6.2 User Control & Transparency
- Opt-In by Default: Users who agree to share data with iBrowe can see STAR in action. Full transparency: what values are collected, how k-anonymity is enforced.
- Opt-Out Always Available: Users can disable telemetry entirely—STAR never forces data collection. ❌
- Open Source: Rust and WASM code, test vectors, and integration guides are public. Developers can inspect end-to-end flow and verify cryptographic soundness.
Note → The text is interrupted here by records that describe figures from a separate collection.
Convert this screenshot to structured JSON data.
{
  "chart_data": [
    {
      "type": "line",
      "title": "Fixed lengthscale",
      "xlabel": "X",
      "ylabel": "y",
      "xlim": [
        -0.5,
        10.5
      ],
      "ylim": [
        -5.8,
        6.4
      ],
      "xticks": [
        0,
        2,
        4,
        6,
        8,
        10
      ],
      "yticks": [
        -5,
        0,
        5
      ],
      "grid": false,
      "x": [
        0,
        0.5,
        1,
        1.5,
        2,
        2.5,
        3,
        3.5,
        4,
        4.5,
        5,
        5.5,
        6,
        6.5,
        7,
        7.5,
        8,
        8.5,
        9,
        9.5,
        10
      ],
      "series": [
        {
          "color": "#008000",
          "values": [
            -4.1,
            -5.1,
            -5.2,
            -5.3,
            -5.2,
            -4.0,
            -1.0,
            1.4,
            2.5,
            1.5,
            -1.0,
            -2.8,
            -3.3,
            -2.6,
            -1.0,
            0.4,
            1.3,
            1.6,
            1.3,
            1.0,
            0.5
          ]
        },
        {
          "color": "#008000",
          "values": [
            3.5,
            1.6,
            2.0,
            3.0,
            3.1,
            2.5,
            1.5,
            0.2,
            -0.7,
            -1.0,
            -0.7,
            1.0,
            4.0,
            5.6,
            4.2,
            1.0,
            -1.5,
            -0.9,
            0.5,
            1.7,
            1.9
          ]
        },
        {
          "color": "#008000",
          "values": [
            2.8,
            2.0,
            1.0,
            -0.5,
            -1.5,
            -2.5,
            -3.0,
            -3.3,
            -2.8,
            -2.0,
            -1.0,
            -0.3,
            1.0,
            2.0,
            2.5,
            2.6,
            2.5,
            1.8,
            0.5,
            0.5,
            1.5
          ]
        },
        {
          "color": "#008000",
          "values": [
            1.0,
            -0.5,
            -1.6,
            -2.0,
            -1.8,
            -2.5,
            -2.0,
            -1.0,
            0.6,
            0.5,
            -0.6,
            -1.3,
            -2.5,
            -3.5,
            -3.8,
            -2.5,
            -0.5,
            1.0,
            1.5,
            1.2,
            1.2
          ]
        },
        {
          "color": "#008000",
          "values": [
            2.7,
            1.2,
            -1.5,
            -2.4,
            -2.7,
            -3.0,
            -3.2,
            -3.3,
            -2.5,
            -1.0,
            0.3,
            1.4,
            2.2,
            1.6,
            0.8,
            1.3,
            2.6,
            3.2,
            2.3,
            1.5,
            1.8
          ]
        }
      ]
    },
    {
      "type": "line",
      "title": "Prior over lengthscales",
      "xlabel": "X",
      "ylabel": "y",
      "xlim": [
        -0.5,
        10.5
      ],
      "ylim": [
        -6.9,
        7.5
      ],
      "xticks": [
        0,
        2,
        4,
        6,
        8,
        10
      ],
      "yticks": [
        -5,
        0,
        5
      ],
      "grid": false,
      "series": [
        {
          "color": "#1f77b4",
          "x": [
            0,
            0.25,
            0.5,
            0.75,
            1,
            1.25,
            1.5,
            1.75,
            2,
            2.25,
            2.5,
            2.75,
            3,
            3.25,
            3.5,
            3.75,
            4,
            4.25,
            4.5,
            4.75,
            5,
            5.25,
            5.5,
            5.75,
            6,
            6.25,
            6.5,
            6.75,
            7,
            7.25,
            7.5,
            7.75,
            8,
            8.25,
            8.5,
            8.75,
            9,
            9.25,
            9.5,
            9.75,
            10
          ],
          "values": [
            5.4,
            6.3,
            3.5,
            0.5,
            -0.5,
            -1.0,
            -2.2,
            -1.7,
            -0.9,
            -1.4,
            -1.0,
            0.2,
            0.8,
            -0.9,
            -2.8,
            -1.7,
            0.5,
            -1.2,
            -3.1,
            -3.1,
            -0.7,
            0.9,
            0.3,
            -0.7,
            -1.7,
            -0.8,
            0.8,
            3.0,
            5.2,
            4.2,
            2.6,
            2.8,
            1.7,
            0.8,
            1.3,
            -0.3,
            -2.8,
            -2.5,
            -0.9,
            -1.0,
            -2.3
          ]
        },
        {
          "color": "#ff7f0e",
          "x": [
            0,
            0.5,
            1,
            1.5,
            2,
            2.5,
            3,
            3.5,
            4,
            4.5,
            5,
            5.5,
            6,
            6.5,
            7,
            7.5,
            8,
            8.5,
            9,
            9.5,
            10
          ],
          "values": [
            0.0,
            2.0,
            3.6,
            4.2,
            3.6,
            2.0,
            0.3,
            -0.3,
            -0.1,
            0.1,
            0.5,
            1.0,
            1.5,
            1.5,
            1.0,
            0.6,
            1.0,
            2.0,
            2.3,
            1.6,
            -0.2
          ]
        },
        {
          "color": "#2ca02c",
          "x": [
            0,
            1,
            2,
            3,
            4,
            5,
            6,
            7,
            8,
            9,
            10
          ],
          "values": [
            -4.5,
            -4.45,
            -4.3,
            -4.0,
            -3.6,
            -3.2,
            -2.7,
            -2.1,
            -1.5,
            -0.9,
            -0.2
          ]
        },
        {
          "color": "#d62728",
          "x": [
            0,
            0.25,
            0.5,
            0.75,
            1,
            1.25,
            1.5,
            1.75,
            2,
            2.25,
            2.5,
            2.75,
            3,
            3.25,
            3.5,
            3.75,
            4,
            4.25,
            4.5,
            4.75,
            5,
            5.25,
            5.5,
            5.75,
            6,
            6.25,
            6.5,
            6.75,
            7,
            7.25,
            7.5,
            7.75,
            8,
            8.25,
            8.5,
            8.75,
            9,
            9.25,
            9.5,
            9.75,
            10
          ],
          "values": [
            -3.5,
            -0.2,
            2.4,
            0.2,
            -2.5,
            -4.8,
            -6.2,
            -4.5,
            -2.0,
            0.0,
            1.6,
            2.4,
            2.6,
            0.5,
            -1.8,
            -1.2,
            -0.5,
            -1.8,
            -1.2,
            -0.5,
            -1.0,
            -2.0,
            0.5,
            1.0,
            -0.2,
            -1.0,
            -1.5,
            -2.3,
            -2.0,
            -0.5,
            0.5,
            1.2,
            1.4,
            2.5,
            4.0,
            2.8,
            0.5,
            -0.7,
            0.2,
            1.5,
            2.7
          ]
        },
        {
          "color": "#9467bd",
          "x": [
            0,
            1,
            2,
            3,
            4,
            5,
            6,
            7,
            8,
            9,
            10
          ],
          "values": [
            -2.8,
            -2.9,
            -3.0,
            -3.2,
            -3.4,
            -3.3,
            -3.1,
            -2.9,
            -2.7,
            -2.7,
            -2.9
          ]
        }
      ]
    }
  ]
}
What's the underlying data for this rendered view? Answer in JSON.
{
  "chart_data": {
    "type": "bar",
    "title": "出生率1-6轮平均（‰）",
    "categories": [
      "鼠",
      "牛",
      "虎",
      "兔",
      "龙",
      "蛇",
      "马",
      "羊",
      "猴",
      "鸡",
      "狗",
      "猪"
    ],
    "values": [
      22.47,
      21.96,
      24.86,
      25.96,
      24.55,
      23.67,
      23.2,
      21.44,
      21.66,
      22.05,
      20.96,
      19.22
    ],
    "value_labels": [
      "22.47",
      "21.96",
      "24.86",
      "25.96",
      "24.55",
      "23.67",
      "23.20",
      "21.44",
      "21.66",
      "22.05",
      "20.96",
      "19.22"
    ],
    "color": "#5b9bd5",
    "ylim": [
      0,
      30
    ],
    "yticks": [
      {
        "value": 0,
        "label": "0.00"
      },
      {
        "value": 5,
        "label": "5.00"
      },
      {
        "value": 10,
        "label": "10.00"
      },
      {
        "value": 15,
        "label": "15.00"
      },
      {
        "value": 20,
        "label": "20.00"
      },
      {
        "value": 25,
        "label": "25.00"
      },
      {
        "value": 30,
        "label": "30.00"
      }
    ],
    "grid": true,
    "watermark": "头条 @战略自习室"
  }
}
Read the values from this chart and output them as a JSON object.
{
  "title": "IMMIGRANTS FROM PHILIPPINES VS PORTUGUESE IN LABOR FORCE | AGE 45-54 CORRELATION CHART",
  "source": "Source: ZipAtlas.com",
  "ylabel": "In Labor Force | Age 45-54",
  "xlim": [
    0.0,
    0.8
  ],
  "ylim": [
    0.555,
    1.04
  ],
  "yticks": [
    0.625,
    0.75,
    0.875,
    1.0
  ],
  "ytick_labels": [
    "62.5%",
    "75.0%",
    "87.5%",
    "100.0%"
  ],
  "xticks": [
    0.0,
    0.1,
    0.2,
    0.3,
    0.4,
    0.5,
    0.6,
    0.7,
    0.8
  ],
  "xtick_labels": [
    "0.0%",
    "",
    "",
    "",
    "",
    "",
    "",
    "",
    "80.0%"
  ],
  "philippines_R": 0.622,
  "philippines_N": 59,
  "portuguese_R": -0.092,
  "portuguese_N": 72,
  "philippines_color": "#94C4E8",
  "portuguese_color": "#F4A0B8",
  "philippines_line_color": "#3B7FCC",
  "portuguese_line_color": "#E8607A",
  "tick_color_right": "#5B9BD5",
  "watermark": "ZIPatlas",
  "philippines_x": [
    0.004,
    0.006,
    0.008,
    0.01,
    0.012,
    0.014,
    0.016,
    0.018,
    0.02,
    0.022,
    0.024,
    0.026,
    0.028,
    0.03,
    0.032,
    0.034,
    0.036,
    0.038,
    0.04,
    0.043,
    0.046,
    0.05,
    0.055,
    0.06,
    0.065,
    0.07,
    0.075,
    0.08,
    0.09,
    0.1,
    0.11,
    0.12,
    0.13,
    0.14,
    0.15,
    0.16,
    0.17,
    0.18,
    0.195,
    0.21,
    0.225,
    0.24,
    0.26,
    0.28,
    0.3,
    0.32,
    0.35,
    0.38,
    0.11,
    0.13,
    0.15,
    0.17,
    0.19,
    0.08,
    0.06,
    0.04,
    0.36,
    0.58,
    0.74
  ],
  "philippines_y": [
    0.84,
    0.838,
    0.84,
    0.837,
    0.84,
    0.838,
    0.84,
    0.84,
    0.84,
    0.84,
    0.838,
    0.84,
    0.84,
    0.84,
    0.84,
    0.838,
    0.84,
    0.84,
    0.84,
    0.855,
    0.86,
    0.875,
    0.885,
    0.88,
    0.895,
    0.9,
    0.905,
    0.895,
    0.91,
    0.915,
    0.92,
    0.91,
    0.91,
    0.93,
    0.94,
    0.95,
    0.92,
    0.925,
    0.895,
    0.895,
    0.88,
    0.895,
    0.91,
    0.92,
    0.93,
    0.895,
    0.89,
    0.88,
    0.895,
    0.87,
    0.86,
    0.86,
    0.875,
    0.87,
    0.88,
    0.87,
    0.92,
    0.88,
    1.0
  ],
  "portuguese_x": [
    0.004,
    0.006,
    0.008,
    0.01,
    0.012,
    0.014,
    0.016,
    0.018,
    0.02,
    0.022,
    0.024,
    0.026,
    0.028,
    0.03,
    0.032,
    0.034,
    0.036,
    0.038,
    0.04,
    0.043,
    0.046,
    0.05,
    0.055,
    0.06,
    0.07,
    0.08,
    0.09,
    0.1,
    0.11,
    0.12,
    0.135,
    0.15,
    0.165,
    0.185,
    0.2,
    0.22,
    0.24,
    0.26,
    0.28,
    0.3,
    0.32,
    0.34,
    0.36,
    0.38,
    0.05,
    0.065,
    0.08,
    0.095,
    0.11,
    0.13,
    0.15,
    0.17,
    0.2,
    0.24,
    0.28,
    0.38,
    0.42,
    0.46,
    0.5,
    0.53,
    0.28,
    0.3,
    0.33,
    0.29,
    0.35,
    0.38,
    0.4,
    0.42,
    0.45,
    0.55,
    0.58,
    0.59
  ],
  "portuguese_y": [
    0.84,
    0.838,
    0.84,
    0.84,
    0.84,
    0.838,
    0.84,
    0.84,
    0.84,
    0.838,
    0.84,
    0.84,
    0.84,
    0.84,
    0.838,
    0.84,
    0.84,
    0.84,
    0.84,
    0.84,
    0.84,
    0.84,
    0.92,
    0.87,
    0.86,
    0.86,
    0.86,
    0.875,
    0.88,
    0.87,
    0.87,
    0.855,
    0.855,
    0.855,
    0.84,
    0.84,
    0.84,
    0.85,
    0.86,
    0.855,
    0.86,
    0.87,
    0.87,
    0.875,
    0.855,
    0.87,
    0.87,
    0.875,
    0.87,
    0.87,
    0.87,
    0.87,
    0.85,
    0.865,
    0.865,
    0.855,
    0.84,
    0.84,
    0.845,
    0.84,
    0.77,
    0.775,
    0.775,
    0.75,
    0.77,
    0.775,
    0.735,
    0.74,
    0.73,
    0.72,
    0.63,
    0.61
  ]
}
6.3 Standardization Efforts
- IETF Privacy Preserving Measurements (ppm) WG: STAR is proposed as a reference design for standardized k-anonymity telemetry. 📜
- Interoperability Goals: Aim to align with RAPPOR, Prio, and other PCC schemes so organizations can mix and match vetted tools.
🔮 7. Conclusion
STAR brings robust k-anonymity to telemetry, removing the trade-off between privacy and actionable analytics. By combining symmetric encryption, Shamir secret sharing, and verifiable OPRFs, STAR ensures that only values submitted by at least k users become visible—rare submissions stay private. Open-source, cost-effective, and scalable, STAR powers iBrowe’s Web Discovery and P3A while preserving user anonymity. As STAR moves toward IETF standardization, it sets a new bar for privacy-preserving data collection in browsers and beyond.